Workshop organizer: Deborah Schmidt
In our workshop dedicated to rendering volumetric images, we primarily focused on voxel-based datasets, which have a wide array of applications across various fields including medical imaging (such as MRI and CT Scans), geospatial analysis, and fluid dynamics simulations. These can be visualized using techniques such as volume rendering, isosurface extraction, and slice-based views. We demonstrated how to transform segmentations into meshes that define the shapes of 3D objects and illustrated how to render these shapes effectively in Blender.

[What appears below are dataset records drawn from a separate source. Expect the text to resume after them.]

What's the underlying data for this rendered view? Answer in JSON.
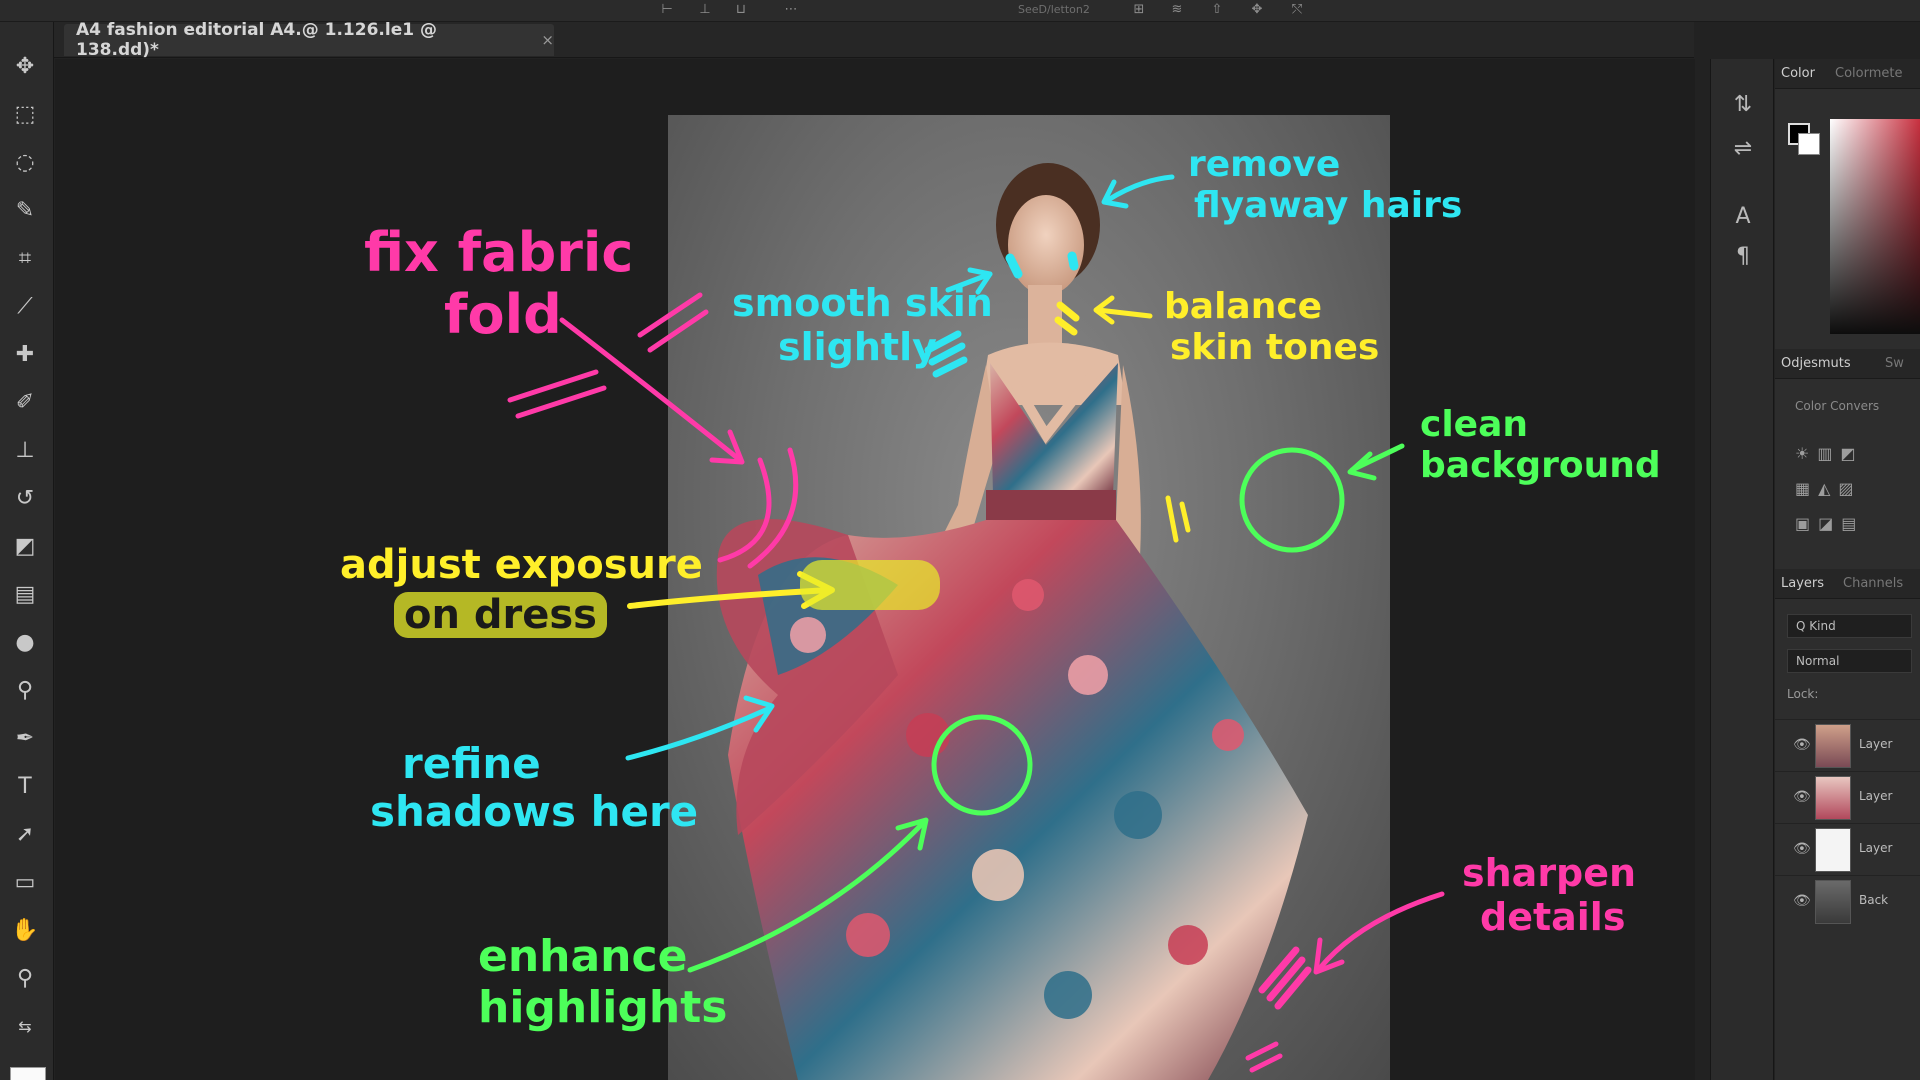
{
  "document_tab": {
    "title": "A4 fashion editorial A4.@ 1.126.le1 @ 138.dd)*",
    "close": "×"
  },
  "optionbar": {
    "field_text": "SeeD/letton2"
  },
  "panels": {
    "color_tab": "Color",
    "color_tab2": "Colormete",
    "adjustments_tab": "Odjesmuts",
    "adjustments_tab2": "Sw",
    "adjustments_sub": "Color Convers",
    "layers_tab": "Layers",
    "channels_tab": "Channels",
    "kind_filter": "Q Kind",
    "blend_mode": "Normal",
    "lock_label": "Lock:",
    "layers": [
      {
        "name": "Layer"
      },
      {
        "name": "Layer"
      },
      {
        "name": "Layer"
      },
      {
        "name": "Back"
      }
    ]
  },
  "annotations": {
    "fix_fabric_line1": "fix fabric",
    "fix_fabric_line2": "fold",
    "remove_line1": "remove",
    "remove_line2": "flyaway hairs",
    "smooth_line1": "smooth skin",
    "smooth_line2": "slightly",
    "balance_line1": "balance",
    "balance_line2": "skin tones",
    "clean_line1": "clean",
    "clean_line2": "background",
    "exposure_line1": "adjust exposure",
    "exposure_line2": "on dress",
    "refine_line1": "refine",
    "refine_line2": "shadows here",
    "enhance_line1": "enhance",
    "enhance_line2": "highlights",
    "sharpen_line1": "sharpen",
    "sharpen_line2": "details"
  },
  "colors": {
    "pink": "#ff3aa8",
    "cyan": "#2ee6f2",
    "yellow": "#ffef2a",
    "green": "#4dff5a"
  },
  "icons": {
    "tools": [
      "move-icon",
      "marquee-icon",
      "lasso-icon",
      "quick-select-icon",
      "crop-icon",
      "eyedropper-icon",
      "healing-icon",
      "brush-icon",
      "stamp-icon",
      "history-brush-icon",
      "eraser-icon",
      "gradient-icon",
      "blur-icon",
      "dodge-icon",
      "pen-icon",
      "type-icon",
      "path-select-icon",
      "rectangle-icon",
      "hand-icon",
      "zoom-icon"
    ]
  }
}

Workshop organizers: Paul Jäger, Lukas Klein, Kim-Celine Kahl
In recent years, there have been many advances in medical imaging, moving from manual radiomics-based decisions to fully automated, deep learning-based analysis. In our lecture, we introduced the fundamentals and current trends in Machine Learning-based image analysis. We began with a straightforward introduction to Deep Learning, covering basic concepts like perceptrons, gradient descent, overfitting, underfitting, and the importance of hyperparameters. We also explored neural network architectures such as Convolutional Neural Networks (CNNs) and Transformers and finally had an outlook on the currently hot-discussed topic of foundation models. Moving forward, we discussed the common challenges encountered in Machine Learning-based image analysis, such as hyperparameter selection, the need to be aware of shifts in data distribution, and the choice of appropriate evaluation metrics. The lecture then shifted to practical applications of AI in medical imaging, showcasing tasks ranging from classification and object detection to techniques like reconstruction and anomaly detection. We also introduced recent advances like Large Language Models (LLMs) and Multimodal LLMs. Additionally, we explored the concept of explainable AI (XAI), which empowers domain experts to generate insights from explanations generated by algorithms. In the final part of the lecture, we conducted an interactive workshop demonstrating a practical application of deep learning-based image analysis. We walked through the nnU-Net framework which enables training state-of-the-art segmentation models for biomedical problems, even for domain experts without extensive machine learning expertise. The workshop included a brief overview of nnU-Net, followed by a step-by-step demonstration using Python. We worked with datasets from the Medical Segmentation Decathlon, training a model on one dataset and applying a pretrained model to predict segmentations on another. Finally, we showcased the predictions made by the model using MITK, a medical image viewer. In the image below, you can see the segmentation of a prostate in various views, including a 3D perspective.